At which point, College of Charleston went back to Cremins. This time he was itching to say yes.
"The timing was exactly right," said Kresse, who was on the search committee and suggested Charleston go back at Cremins.
Nowadays, Cremins is hardly in any hurry to get out. The school inked him to a two-year extension recently, tying the coach up through the 2013-14 season.
"When I was out, people always asked me, 'Why don't you get back in?'" Cremins said. "Now that I'm here they want to know why I'm still coaching."
The truth is, despite that hair, Cremins is hardly Methuselah. At 62, he is five years younger than UConn's Jim Calhoun and two years younger than Syracuse's Jim Boeheim.
Heck, he'd be a grad assistant on the Penn State football staff.
Cremins is at Charleston for one simple reason: He believes he has more to offer. A basketball junkie who said he was blessed with the good fortune of growing up across the street from a playground in the Bronx, Cremins said he felt like he had lost his purpose in his six years away from the game.
He knew when he returned there would be "baggage," that the grind and the demands could weigh on him as they did before. But he also believed that the good outweighed the bad.
So far, Cremins said, he's been right. People told him that players had changed and were more desperate for instant gratification than ever. Instead, he's found that his quiet teaching instead of hellacious yelling still works, and that the problems his players bring to him now are no different than the ones his Yellow Jackets brought to his office in the 1980s and '90s.
He may not be able to talk music or movies with his players, but he can talk basketball.
"Coach Cremins is as in love with the game as we are," said CofC junior guard Andrew Goudelock, a Georgia native who said his father was "extra happy" when he heard who was recruiting his son. "His life is as much about basketball as ours. Just because he's older doesn't mean he can't relate. He does."
Part of it is instantaneous respect. Cremins has a Final Four berth (1990), three ACC tournament titles (1985, '90, '93) and six league Coach of the Year honors -- three at Tech and three from his days at Appalachian State (1975-81). He has helped 21 players get to the NBA.
Those are hefty numbers in a league that was stuck in basketball's shadows until Steph Curry came around.
"He's been through everything," said Charleston senior guard Tony White Jr. "His résumé says it all. You'd be foolish not to listen to him."
Next, Cremins would like to add a page to his résumé.
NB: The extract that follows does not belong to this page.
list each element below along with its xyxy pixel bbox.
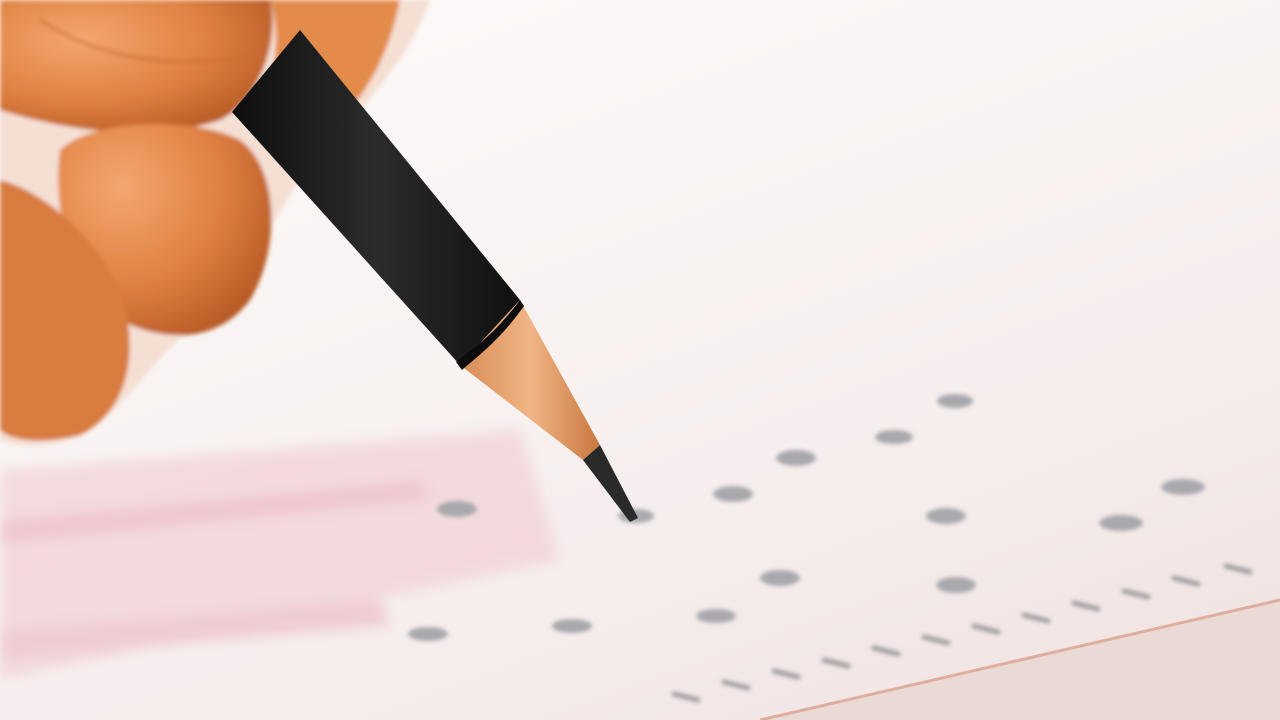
pink-print-area (0, 430, 560, 680)
photo-illustration (0, 0, 1280, 720)
photo-scene (0, 0, 1280, 720)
Charleston hasn't been to the NCAA tournament since 1999, but the Cougars got teasingly close last season. In the league tourney, they eliminated the team that owned the league (Davidson) and the player Cremins called "our rock star" (Curry).
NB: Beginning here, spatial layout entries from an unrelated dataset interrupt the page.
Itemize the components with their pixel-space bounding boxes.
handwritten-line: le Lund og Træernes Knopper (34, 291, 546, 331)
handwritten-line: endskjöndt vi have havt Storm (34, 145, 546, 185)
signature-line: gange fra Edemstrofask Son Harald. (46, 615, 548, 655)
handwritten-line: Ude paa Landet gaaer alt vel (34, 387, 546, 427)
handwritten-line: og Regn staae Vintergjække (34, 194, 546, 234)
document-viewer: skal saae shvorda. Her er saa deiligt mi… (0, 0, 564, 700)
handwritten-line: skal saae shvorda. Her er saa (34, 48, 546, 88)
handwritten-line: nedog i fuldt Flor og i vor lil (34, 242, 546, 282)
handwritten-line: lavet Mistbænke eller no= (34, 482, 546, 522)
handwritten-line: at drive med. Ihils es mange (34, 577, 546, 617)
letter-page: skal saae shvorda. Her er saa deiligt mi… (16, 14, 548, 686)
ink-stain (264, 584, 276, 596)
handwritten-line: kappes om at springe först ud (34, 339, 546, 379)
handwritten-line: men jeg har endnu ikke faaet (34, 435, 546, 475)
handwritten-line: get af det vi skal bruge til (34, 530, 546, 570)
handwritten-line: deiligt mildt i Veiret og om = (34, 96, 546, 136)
But in the final, Charleston couldn't complete a furious second-half rally on Chattanooga's home court and ended up in the College Basketball Invitational (CBI) instead.
Now with Curry gone and the entire SoCon spying light inside the door frame for the first time in ages, Charleston is trying to elbow its way to the front of the line.
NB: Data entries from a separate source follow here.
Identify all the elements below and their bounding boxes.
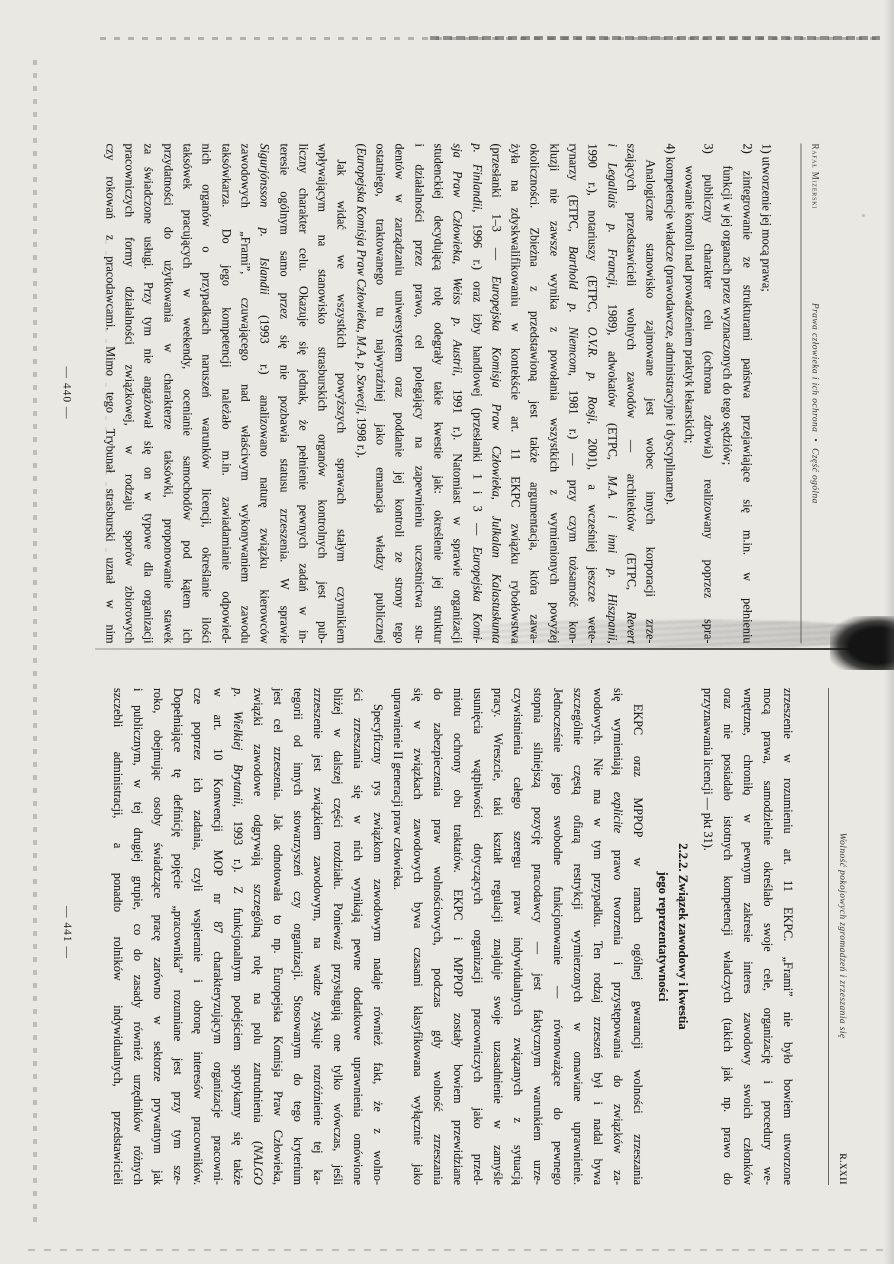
text-line: zrzeszenie w rozumieniu art. 11 EKPC. „F… [778,688,798,1185]
text-line: pracowniczych formy działalności związko… [119,143,138,643]
text-line: wpływającym na stanowisko strasburskich … [312,143,331,643]
page-number-441: — 441 — [61,680,73,1185]
text-line: miotu ochrony obu traktatów. EKPC i MPPO… [448,688,468,1185]
page-440: Rafał Mizerski Prawa człowieka i ich och… [40,140,820,645]
text-line: zrzeszenie jest związkiem zawodowym, na … [308,688,328,1185]
scan-edge-artifact-bottom [28,1249,890,1251]
text-line: wnętrzne, chroniło w pewnym zakresie int… [738,688,758,1185]
text-line: Sigurjónsson p. Islandii (1993 r.) anali… [254,143,273,643]
gutter-ink-blob [830,616,894,670]
text-line: czywistnienia całego szeregu praw indywi… [508,688,528,1185]
text-line: sja Praw Człowieka, Weiss p. Austrii, 19… [447,143,466,643]
text-line: 1990 r.), notariuszy (ETPC, O.V.R. p. Ro… [582,143,601,643]
page-right-edge-shadow [884,0,894,1264]
scan-edge-artifact-top-dark [430,36,880,40]
book-title: Prawa człowieka i ich ochrona [809,302,819,431]
chapter-title: Wolność pokojowych zgromadzeń i zrzeszan… [837,833,847,1039]
text-line: liczny charakter celu. Okazuje się jedna… [293,143,312,643]
running-head-440: Rafał Mizerski Prawa człowieka i ich och… [800,143,820,643]
text-line: Jednocześnie jego swobodne funkcjonowani… [548,688,568,1185]
text-line: Analogiczne stanowisko zajmowane jest wo… [640,143,659,643]
page-441-text-block: zrzeszenie w rozumieniu art. 11 EKPC. „F… [108,688,798,1185]
text-line: nich organów o przypadkach naruszeń waru… [196,143,215,643]
text-line: mocą prawa, samodzielnie określało swoje… [758,688,778,1185]
running-head-author: Rafał Mizerski [810,143,820,209]
text-line: p. Finlandii, 1996 r.) oraz izby handlow… [466,143,485,643]
text-line: czy rokowań z pracodawcami. Mimo tego Tr… [100,143,119,643]
text-line: tegorii od innych stowarzyszeń czy organ… [288,688,308,1185]
text-line: bliżej w dalszej części rozdziału. Ponie… [328,688,348,1185]
text-line: dentów w zarządzaniu uniwersytetem oraz … [389,143,408,643]
text-line: ści zrzeszania się w nich wynikają pewne… [348,688,368,1185]
book-section: Część ogólna [809,448,819,504]
text-line: i Legallais p. Francji, 1989), adwokatów… [601,143,620,643]
text-line: 3) publiczny charakter celu (ochrona zdr… [698,143,717,643]
scan-edge-artifact-left [33,60,37,1230]
scan-speck [862,214,865,217]
running-head-441: Wolność pokojowych zgromadzeń i zrzeszan… [828,688,848,1185]
text-line: się wymieniają explicite prawo tworzenia… [608,688,628,1185]
text-line: (Europejska Komisja Praw Człowieka, M.A.… [350,143,369,643]
text-line: wodowych. Nie ma w tym przypadku. Ten ro… [588,688,608,1185]
text-line: pracy. Wreszcie, taki kształt regulacji … [488,688,508,1185]
text-line: ostatniego, traktowanego tu najwyraźniej… [370,143,389,643]
gutter-crease-line [95,648,894,650]
text-line: 1) utworzenie jej mocą prawa; [756,143,775,643]
page-number-440: — 440 — [60,140,72,645]
text-line: roko, obejmując osoby świadczące pracę z… [148,688,168,1185]
text-line: kluzji nie zawsze wynika z powołania wsz… [543,143,562,643]
text-line: jest cel zrzeszenia. Jak odnotowała to n… [268,688,288,1185]
text-line: zawodowych „Frami”, czuwającego nad właś… [235,143,254,643]
text-line: teresie ogólnym samo przez się nie pozba… [273,143,292,643]
text-line: Specyficzny rys związkom zawodowym nadaj… [368,688,388,1185]
text-line: stopnia silniejszą pozycję pracodawcy — … [528,688,548,1185]
text-line: usunięcia wątpliwości dotyczących organi… [468,688,488,1185]
text-line: Jak widać we wszystkich powyższych spraw… [331,143,350,643]
text-line: Dopełniające tę definicję pojęcie „praco… [168,688,188,1185]
text-line: oraz nie posiadało istotnych kompetencji… [718,688,738,1185]
text-line: szających przedstawicieli wolnych zawodó… [621,143,640,643]
text-line: EKPC oraz MPPOP w ramach ogólnej gwaranc… [628,688,648,1185]
text-line: taksówkarza. Do jego kompetencji należał… [215,143,234,643]
text-line: i publicznym, w tej drugiej grupie, co d… [128,688,148,1185]
text-line: do zabezpieczenia praw wolnościowych, po… [428,688,448,1185]
text-line: za świadczone usługi. Przy tym nie angaż… [138,143,157,643]
text-line: 2.2.2. Związek zawodowy i kwestia [673,688,693,1185]
text-line: funkcji w jej organach przez wyznaczonyc… [717,143,736,643]
text-line: związki zawodowe odgrywają szczególną ro… [248,688,268,1185]
text-line: szczebli administracji, a ponadto rolnik… [108,688,128,1185]
text-line: żyła na zdyskwalifikowaniu w kontekście … [505,143,524,643]
text-line: przydatności do użytkowania w charakterz… [158,143,177,643]
running-head-title: Prawa człowieka i ich ochrona•Część ogól… [809,209,819,597]
scanned-book-spread: Rafał Mizerski Prawa człowieka i ich och… [0,0,894,1264]
text-line: p. Wielkiej Brytanii, 1993 r.). Z funkcj… [228,688,248,1185]
scan-edge-artifact-top [100,37,880,40]
text-line: (przesłanki 1–3 — Europejska Komisja Pra… [486,143,505,643]
text-line: w art. 10 Konwencji MOP nr 87 charaktery… [208,688,228,1185]
text-line: się w związkach zawodowych bywa czasami … [408,688,428,1185]
text-line: studenckiej decydującą rolę odegrały tak… [428,143,447,643]
page-440-text-block: 1) utworzenie jej mocą prawa;2) zintegro… [100,143,775,643]
text-line: jego reprezentatywności [653,688,673,1185]
page-441: Wolność pokojowych zgromadzeń i zrzeszan… [45,680,848,1185]
text-line: i działalności przez prawo, cel polegają… [408,143,427,643]
text-line: 2) zintegrowanie ze strukturami państwa … [736,143,755,643]
running-head-chapter-title: Wolność pokojowych zgromadzeń i zrzeszan… [837,718,847,1153]
chapter-number: R.XXII [838,1153,848,1185]
text-line: rynarzy (ETPC, Barthold p. Niemcom, 1981… [563,143,582,643]
text-line: wowanie kontroli nad prowadzeniem prakty… [679,143,698,643]
text-line: 4) kompetencje władcze (prawodawcze, adm… [659,143,678,643]
text-line: szczególnie częstą ofiarą restrykcji wym… [568,688,588,1185]
text-line: okoliczności. Zbieżna z przedstawioną je… [524,143,543,643]
text-line: taksówek pracujących w weekendy, ocenian… [177,143,196,643]
text-line: uprawnienie II generacji praw człowieka. [388,688,408,1185]
text-line: przyznawania licencji — pkt 31). [698,688,718,1185]
text-line: cze poprzez ich zadania, czyli wspierani… [188,688,208,1185]
separator-dot-icon: • [809,432,819,448]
With Goudelock, a preseason conference player of the year candidate and the team's leading scorer last season, and White Jr., a 1,000-point scorer who started all 36 games a year ago, they have a good start. Mix in junior forward Jeremy Simmons and Florida State transfer Casaan Breeden (a one-time South Carolina player of the year), and the Cougars have that heady mix of experience and talent.
"It's crazy, it's been so long since we've been in the tournament," Goudelock said. "We talk about that so much. We had a big opportunity to do it last year and didn't capitalize on it. This year it's all about redeeming ourselves."
Not for the head coach.
For him, it's all about rejuvenating himself.